Chris Craddock is the star of the group. In a northern Virginia teeming with émigrés, Craddock is a long-term resident–he was born in Richmond, but moved to Fairfax when he was two years old. He attended local schools and earned a degree in economics at George Mason University while working in his family’s landscaping business. There he met his wife, Katherine. After graduation, he and his wife took jobs with Young Life, a non-denominational Christian ministry that mentors troubled kids. They soon built a large local youth ministry. “We have hundreds of kids in out house every week for breakfasts, for prayer meetings, just to hang out,” he says. Craddock also serves as director of student ministries at a local evangelical church. Amid all this, he’s pursuing a master’s degree in theology from Reformed Theological Seminary.

It was the community, and an awareness of its interests, that lead Craddock to this election, his first foray into politics. “A representative should try to represent the values that his community holds dear,” he says. Residents of his district, which includes parts of fast-growing Fairfax and Loudon Counties, should be represented by “someone who fights to keep out taxes low and fights to promote traditional values.” Craddock believes that Reese’s support of Warner’s tax hike, along with his stances on family-values issues, such as his opposition to a bill ending the state practice of providing family=planning information along with marriage licenses, made him a poor fit for the district.
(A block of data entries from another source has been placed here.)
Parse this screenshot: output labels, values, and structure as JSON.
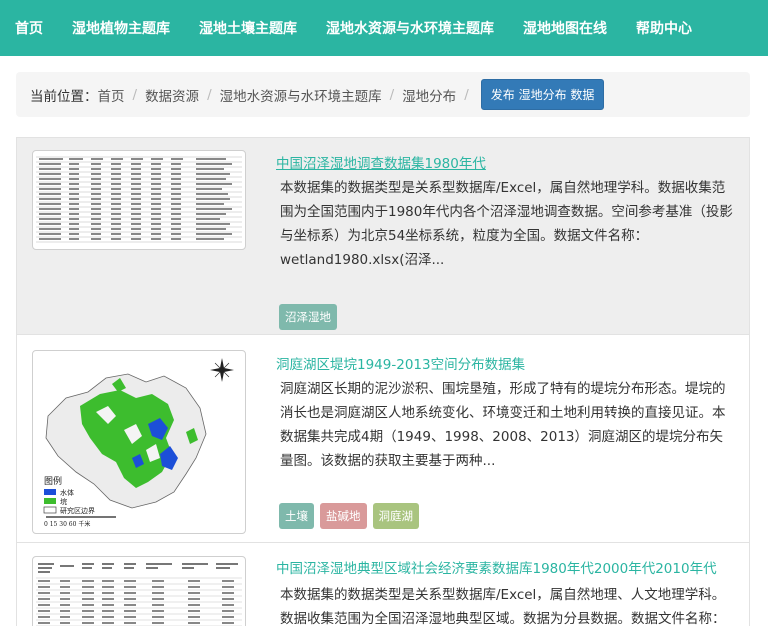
{
  "nav": {
    "items": [
      "首页",
      "湿地植物主题库",
      "湿地土壤主题库",
      "湿地水资源与水环境主题库",
      "湿地地图在线",
      "帮助中心"
    ]
  },
  "breadcrumb": {
    "label": "当前位置：",
    "links": [
      "首页",
      "数据资源",
      "湿地水资源与水环境主题库",
      "湿地分布"
    ],
    "button": "发布 湿地分布 数据"
  },
  "results": [
    {
      "title": "中国沼泽湿地调查数据集1980年代",
      "description": "本数据集的数据类型是关系型数据库/Excel，属自然地理学科。数据收集范围为全国范围内于1980年代内各个沼泽湿地调查数据。空间参考基准（投影与坐标系）为北京54坐标系统，粒度为全国。数据文件名称：wetland1980.xlsx(沼泽...",
      "tags": [
        {
          "label": "沼泽湿地",
          "color": "#7fb9ac"
        }
      ]
    },
    {
      "title": "洞庭湖区堤垸1949-2013空间分布数据集",
      "description": "洞庭湖区长期的泥沙淤积、围垸垦殖，形成了特有的堤垸分布形态。堤垸的消长也是洞庭湖区人地系统变化、环境变迁和土地利用转换的直接见证。本数据集共完成4期（1949、1998、2008、2013）洞庭湖区的堤垸分布矢量图。该数据的获取主要基于两种...",
      "tags": [
        {
          "label": "土壤",
          "color": "#7fb9ac"
        },
        {
          "label": "盐碱地",
          "color": "#d99a9a"
        },
        {
          "label": "洞庭湖",
          "color": "#a9c47f"
        }
      ],
      "map": {
        "legend_title": "图例",
        "legend_items": [
          "水体",
          "垸",
          "研究区边界"
        ],
        "scale_label": "0  15  30       60 千米"
      }
    },
    {
      "title": "中国沼泽湿地典型区域社会经济要素数据库1980年代2000年代2010年代",
      "description": "本数据集的数据类型是关系型数据库/Excel，属自然地理、人文地理学科。数据收集范围为全国沼泽湿地典型区域。数据为分县数据。数据文件名称：",
      "tags": []
    }
  ]
}
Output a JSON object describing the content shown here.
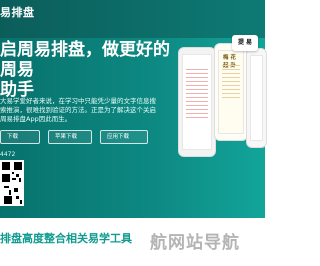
{
  "header": {
    "brand": "易排盘"
  },
  "hero": {
    "title_line1": "启周易排盘，做更好的周易",
    "title_line2": "助手",
    "description": "大易学爱好者来说，在学习中只能凭少量的文字信息搜索推演，很难找到验证的方法。正是为了解决这个关启周易排盘App因此而生。",
    "buttons": [
      "下载",
      "苹果下载",
      "应用下载"
    ],
    "phone_number": "4472"
  },
  "phones": {
    "phone_one_title": "",
    "phone_two_title": "梅 花 起 卦",
    "phone_three_title": ""
  },
  "gift": {
    "label": "提 易"
  },
  "footer": {
    "bottom_title": "排盘高度整合相关易学工具",
    "watermark": "航网站导航",
    "watermark_sub": ""
  }
}
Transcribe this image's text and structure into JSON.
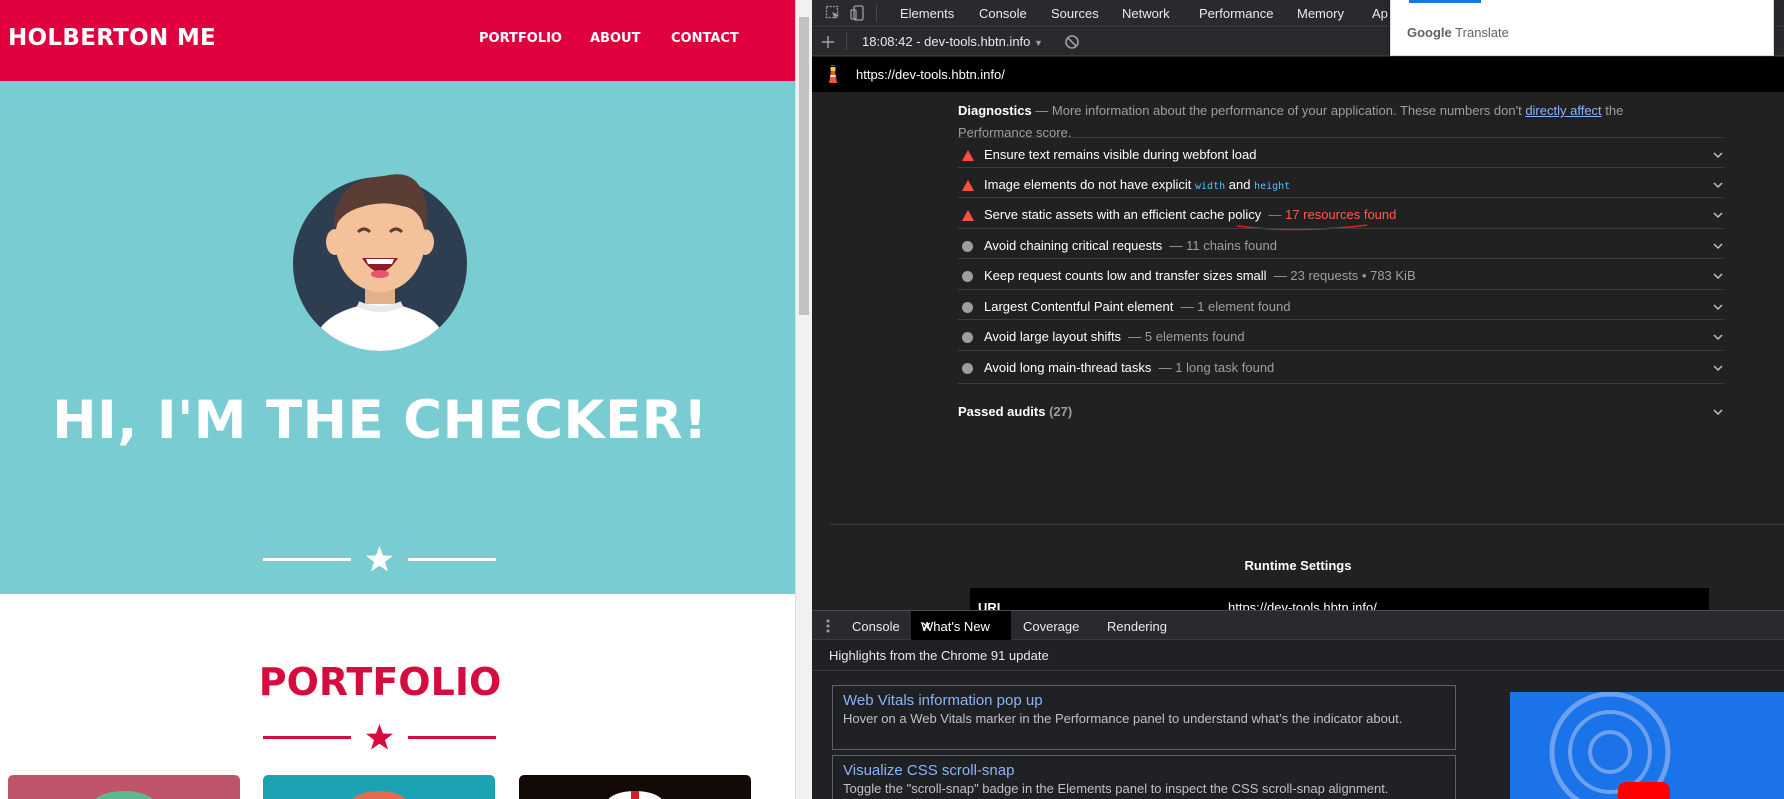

Craddock found a ready base of support for his campaign in his network of local friends and acquaintances. Years of living in the area, coaching high-school soccer, and serving as a youth minister–”just doing things in the community”–provided him not only experience in dealing with people but a “couple hundred volunteers.” Says Craddock: “The community service that my wife and I do just translated very well into campaigning.”

Even with these advantages, Craddock didn’t know everyone in the district. Last August, he began knocking on doors to meet as many of them as he could. For nine months, he went canvassing almost every afternoon. “I’ve probably knocked on nine or ten thousand doors,” he says. “There were some closed doors, but the people have been extremely receptive, talking about the things that they care about.” The Virginia Club for Growth’s Rodokanakis credits Craddock’s “hard, grassroots work” for his victory. “It’s about getting to know people face-to-face, and Chris did that,” he says.

Craddock won 65 percent of the primary vote, against a better-funded incumbent. How does Craddock think he won? “Hard work” he says, but mainly because “my wife and my friends are the best people in the world–people that believed in me and made this possible.”

Craddock advances into a general election against Democrat Chuck Caputo. He will campaign to achieve “lower taxes, more money back to Northern Virginia to solve our transportation problems, and traditional values.” The district is full of Republicans. Democrats didn’t even field a candidate in 2003.

Rodokanakis says that Craddock’s victory sends a clear message to incumbent Republicans who are thinking about supporting tax increases: “Don’t do this again or we’ll make it very expensive for you.”

Craddock, for his part, says he’ll be knocking on doors again–just as soon as he gets “a few days of sleep.”

Anthony Paletta is the editor of the Carrollton Record at Johns Hopkins University and a Collegiate Network intern for NR in Washington, D.C.